I´m half crazy, all for the love of you…”
“Daisy, Daisy,
Me dê sua resposta.
Tô meio maluco, tudo por causa do seu amor… ”
Me dê sua resposta.
Tô meio maluco, tudo por causa do seu amor… ”
Bem. 2001 chegou, 33 anos depois daquele meu dia louco no Recife, nada de base em Júpiter nem qualquer odisseia no espaço, ... mais 19 anos se passaram e, agora, fico sabendo que aí vem coisa.

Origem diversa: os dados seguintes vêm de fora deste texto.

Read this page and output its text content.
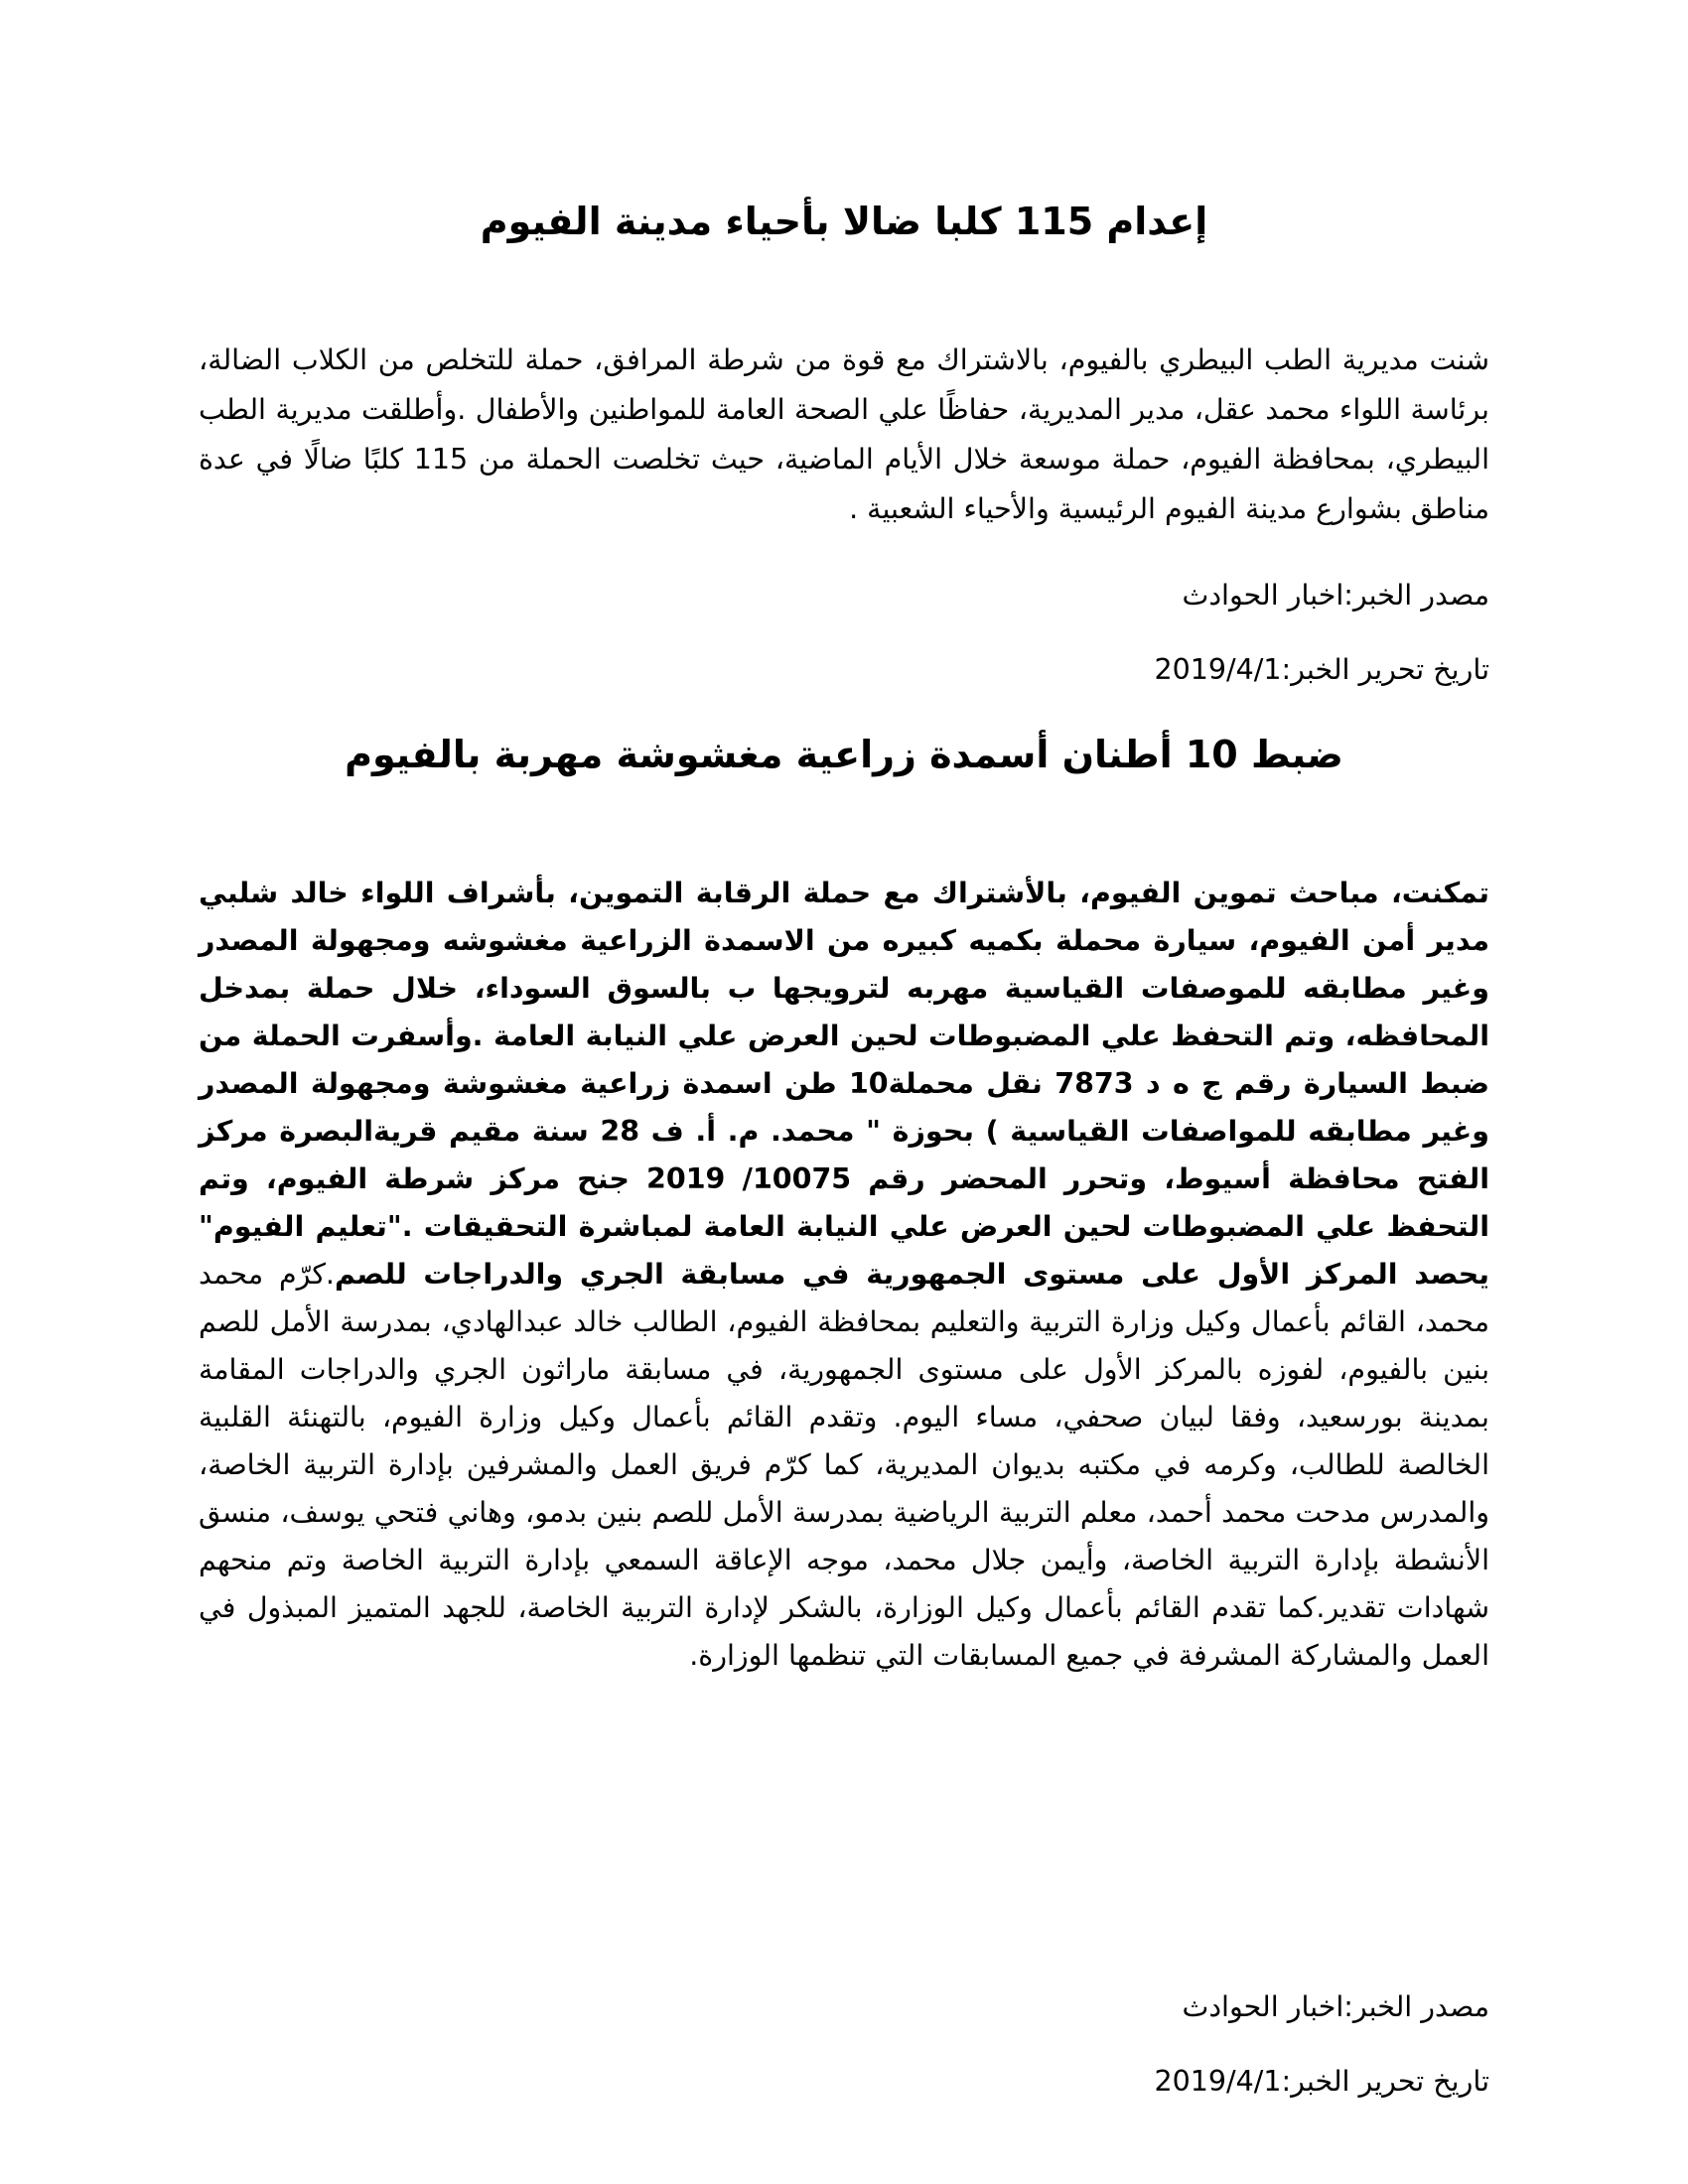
إعدام 115 كلبا ضالا بأحياء مدينة الفيوم

شنت مديرية الطب البيطري بالفيوم، بالاشتراك مع قوة من شرطة المرافق، حملة للتخلص من الكلاب الضالة، برئاسة اللواء محمد عقل، مدير المديرية، حفاظًا علي الصحة العامة للمواطنين والأطفال .وأطلقت مديرية الطب البيطري، بمحافظة الفيوم، حملة موسعة خلال الأيام الماضية، حيث تخلصت الحملة من 115 كلبًا ضالًا في عدة مناطق بشوارع مدينة الفيوم الرئيسية والأحياء الشعبية .

مصدر الخبر:اخبار الحوادث

تاريخ تحرير الخبر:2019/4/1

ضبط 10 أطنان أسمدة زراعية مغشوشة مهربة بالفيوم

تمكنت، مباحث تموين الفيوم، بالأشتراك مع حملة الرقابة التموين، بأشراف اللواء خالد شلبي مدير أمن الفيوم، سيارة محملة بكميه كبيره من الاسمدة الزراعية مغشوشه ومجهولة المصدر وغير مطابقه للموصفات القياسية مهربه لترويجها ب بالسوق السوداء، خلال حملة بمدخل المحافظه، وتم التحفظ علي المضبوطات لحين العرض علي النيابة العامة .وأسفرت الحملة من ضبط السيارة رقم ج ه د 7873 نقل محملة10 طن اسمدة زراعية مغشوشة ومجهولة المصدر وغير مطابقه للمواصفات القياسية ) بحوزة " محمد. م. أ. ف 28 سنة مقيم قريةالبصرة مركز الفتح محافظة أسيوط، وتحرر المحضر رقم 10075/ 2019 جنح مركز شرطة الفيوم، وتم التحفظ علي المضبوطات لحين العرض علي النيابة العامة لمباشرة التحقيقات ."تعليم الفيوم" يحصد المركز الأول على مستوى الجمهورية في مسابقة الجري والدراجات للصم.كرّم محمد محمد، القائم بأعمال وكيل وزارة التربية والتعليم بمحافظة الفيوم، الطالب خالد عبدالهادي، بمدرسة الأمل للصم بنين بالفيوم، لفوزه بالمركز الأول على مستوى الجمهورية، في مسابقة ماراثون الجري والدراجات المقامة بمدينة بورسعيد، وفقا لبيان صحفي، مساء اليوم. وتقدم القائم بأعمال وكيل وزارة الفيوم، بالتهنئة القلبية الخالصة للطالب، وكرمه في مكتبه بديوان المديرية، كما كرّم فريق العمل والمشرفين بإدارة التربية الخاصة، والمدرس مدحت محمد أحمد، معلم التربية الرياضية بمدرسة الأمل للصم بنين بدمو، وهاني فتحي يوسف، منسق الأنشطة بإدارة التربية الخاصة، وأيمن جلال محمد، موجه الإعاقة السمعي بإدارة التربية الخاصة وتم منحهم شهادات تقدير.كما تقدم القائم بأعمال وكيل الوزارة، بالشكر لإدارة التربية الخاصة، للجهد المتميز المبذول في العمل والمشاركة المشرفة في جميع المسابقات التي تنظمها الوزارة.

مصدر الخبر:اخبار الحوادث

تاريخ تحرير الخبر:2019/4/1
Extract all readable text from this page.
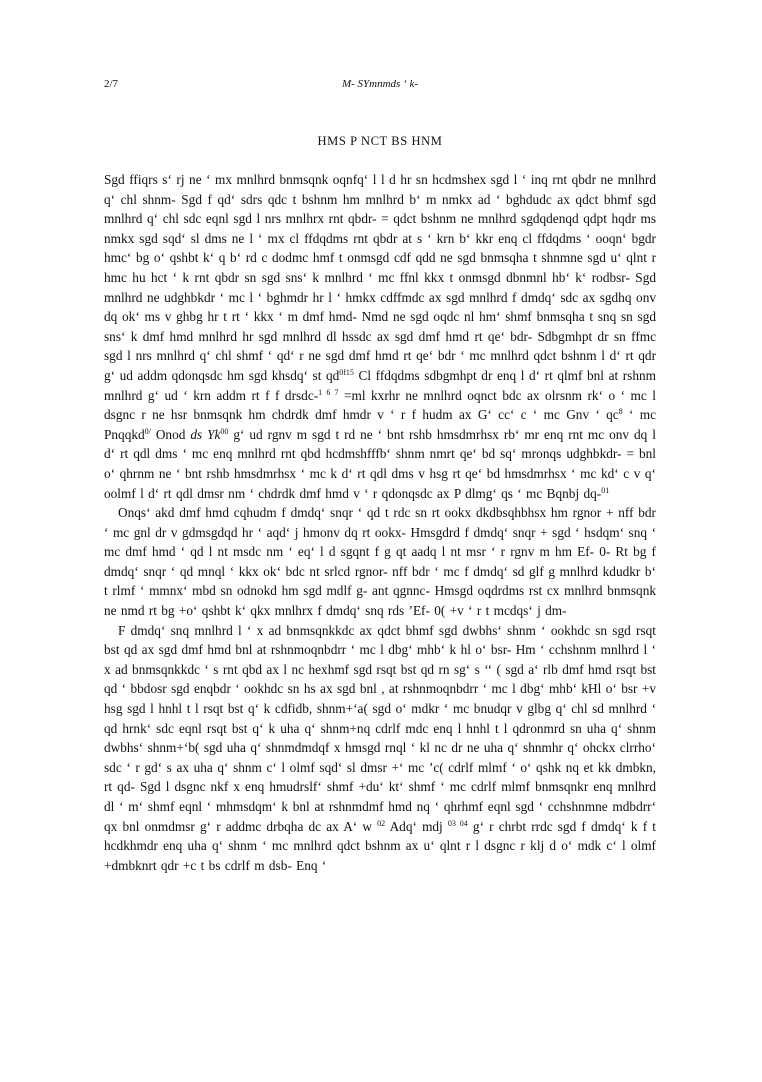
2/7	M- SYmnmds ‘ k-
HMS P NCT BS HNM

Sgd ffiqrs s‘ rj ne ‘ mx mnlhrd bnmsqnk oqnfq‘ l l d hr sn hcdmshex sgd l ‘ inq rnt qbdr ne mnlhrd q‘ chl shnm- Sgd f qd‘ sdrs qdc t bshnm hm mnlhrd b‘ m nmkx ad ‘ bghdudc ax qdct bhmf sgd mnlhrd q‘ chl sdc eqnl sgd l nrs mnlhrx rnt qbdr- = qdct bshnm ne mnlhrd sgdqdenqd qdpt hqdr ms nmkx sgd sqd‘ sl dms ne l ‘ mx cl ffdqdms rnt qbdr at s ‘ krn b‘ kkr enq cl ffdqdms ‘ ooqn‘ bgdr hmc‘ bg o‘ qshbt k‘ q b‘ rd c dodmc hmf t onmsgd cdf qdd ne sgd bnmsqha t shnmne sgd u‘ qlnt r hmc hu hct ‘ k rnt qbdr sn sgd sns‘ k mnlhrd ‘ mc ffnl kkx t onmsgd dbnmnl hb‘ k‘ rodbsr- Sgd mnlhrd ne udghbkdr ‘ mc l ‘ bghmdr hr l ‘ hmkx cdffmdc ax sgd mnlhrd f dmdq‘ sdc ax sgdhq onv dq ok‘ ms v ghbg hr t rt ‘ kkx ‘ m dmf hmd- Nmd ne sgd oqdc nl hm‘ shmf bnmsqha t snq sn sgd sns‘ k dmf hmd mnlhrd hr sgd mnlhrd dl hssdc ax sgd dmf hmd rt qe‘ bdr- Sdbgmhpt dr sn ffmc sgd l nrs mnlhrd q‘ chl shmf ‘ qd‘ r ne sgd dmf hmd rt qe‘ bdr ‘ mc mnlhrd qdct bshnm l d‘ rt qdr g‘ ud addm qdonqsdc hm sgd khsdq‘ st $qd^{0f15}$ Cl ffdqdms sdbgmhpt dr enq l d‘ rt qlmf bnl at rshnm mnlhrd g‘ ud ‘ krn addm rt f f drsdc-$^{1 6 7}$ =ml kxrhr ne mnlhrd oqnct bdc ax olrsnm rk‘ o ‘ mc l dsgnc r ne hsr bnmsqnk hm chdrdk dmf hmdr v ‘ r f hudm ax G‘ cc‘ c ‘ mc Gnv ‘ $qc^8$ ‘ mc Pnqqkd$^{0/}$ Onod ds Yk$^{00}$ g‘ ud rgnv m sgd t rd ne ‘ bnt rshb hmsdmrhsx rb‘ mr enq rnt mc onv dq l d‘ rt qdl dms ‘ mc enq mnlhrd rnt qbd hcdmshfffb‘ shnm nmrt qe‘ bd sq‘ mronqs udghbkdr- = bnl o‘ qhrnm ne ‘ bnt rshb hmsdmrhsx ‘ mc k d‘ rt qdl dms v hsg rt qe‘ bd hmsdmrhsx ‘ mc kd‘ c v q‘ oolmf l d‘ rt qdl dmsr nm ‘ chdrdk dmf hmd v ‘ r qdonqsdc ax P dlmg‘ qs ‘ mc Bqnbj dq-$^{01}$

Onqs‘ akd dmf hmd cqhudm f dmdq‘ snqr ‘ qd t rdc sn rt ookx dkdbsqhbhsx hm rgnor + nff bdr ‘ mc gnl dr v gdmsgdqd hr ‘ aqd‘ j hmonv dq rt ookx- Hmsgdrd f dmdq‘ snqr + sgd ‘ hsdqm‘ snq ‘ mc dmf hmd ‘ qd l nt msdc nm ‘ eq‘ l d sgqnt f g qt aadq l nt msr ‘ r rgnv m hm Ef- 0- Rt bg f dmdq‘ snqr ‘ qd mnql ‘ kkx ok‘ bdc nt srlcd rgnor- nff bdr ‘ mc f dmdq‘ sd glf g mnlhrd kdudkr b‘ t rlmf ‘ mmnx‘ mbd sn odnokd hm sgd mdlf g- ant qgnnc- Hmsgd oqdrdms rst cx mnlhrd bnmsqnk ne nmd rt bg +o‘ qshbt k‘ qkx mnlhrx f dmdq‘ snq rds ’Ef- 0( +v ‘ r t mcdqs‘ j dm-

F dmdq‘ snq mnlhrd l ‘ x ad bnmsqnkkdc ax qdct bhmf sgd dwbhs‘ shnm ‘ ookhdc sn sgd rsqt bst qd ax sgd dmf hmd bnl at rshnmoqnbdrr ‘ mc l dbg‘ mhb‘ k hl o‘ bsr- Hm ‘ cchshnm mnlhrd l ‘ x ad bnmsqnkkdc ‘ s rnt qbd ax l nc hexhmf sgd rsqt bst qd rn sg‘ s ‘‘ ( sgd a‘ rlb dmf hmd rsqt bst qd ‘ bbdosr sgd enqbdr ‘ ookhdc sn hs ax sgd bnl , at rshnmoqnbdrr ‘ mc l dbg‘ mhb‘ kHl o‘ bsr +v hsg sgd l hnhl t l rsqt bst q‘ k cdfidb, shnm+‘a( sgd o‘ mdkr ‘ mc bnudqr v glbg q‘ chl sd mnlhrd ‘ qd hrnk‘ sdc eqnl rsqt bst q‘ k uha q‘ shnm+nq cdrlf mdc enq l hnhl t l qdronmrd sn uha q‘ shnm dwbhs‘ shnm+‘b( sgd uha q‘ shnmdmdqf x hmsgd rnql ‘ kl nc dr ne uha q‘ shnmhr q‘ ohckx clrrho‘ sdc ‘ r gd‘ s ax uha q‘ shnm c‘ l olmf sqd‘ sl dmsr +‘ mc ’c( cdrlf mlmf ‘ o‘ qshk nq et kk dmbkn, rt qd- Sgd l dsgnc nkf x enq hmudrslf‘ shmf +du‘ kt‘ shmf ‘ mc cdrlf mlmf bnmsqnkr enq mnlhrd dl ‘ m‘ shmf eqnl ‘ mhmsdqm‘ k bnl at rshnmdmf hmd nq ‘ qhrhmf eqnl sgd ‘ cchshnmne mdbdrr‘ qx bnl onmdmsr g‘ r addmc drbqha dc ax A‘ w $^{02}$ Adq‘ mdj $^{03 04}$ g‘ r chrbt rrdc sgd f dmdq‘ k f t hcdkhmdr enq uha q‘ shnm ‘ mc mnlhrd qdct bshnm ax u‘ qlnt r l dsgnc r klj d o‘ mdk c‘ l olmf +dmbknrt qdr +c t bs cdrlf m dsb- Enq ‘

Nas leituras que fiz sobre o filme, naquela época, constava que Kubrick – enquanto Arthur Clarke aviava o roteiro – comprara da NASA o direito de construir uma estação orbital – aquela que vemos girar em volta da Terra ao som valsante do Danúbio Azul — de outro Strauss, Johann.
Era um projeto de Wernher von Braun – cientista nazista que fora um dos criadores da Bomba V-2 e que terminaria por criar o foguete Saturno, que levaria o homem à Lua no ano seguinte ao do lançamento de “2001”. Esse projeto está pra se tornar realidade:
“O lançamento da The Von Braun Rotating Space Station - estação espacial que gira em torno de si mesma para produzir gravidade artificial - vai acontecer em 2025. A ideia, elaborada pelo cientista alemão nos anos 50 – publicada na revista Collier´s - vai virar realidade graças à empresa Gateway Foundation. A estação será equipada com quartos de luxo, restaurantes e escritórios e poderá abrigar até 30 mil pessoas por ano, entre turistas e pesquisadores”.
A Odisseia entre minha memória e minhas expectativas, portanto, ainda não terminou.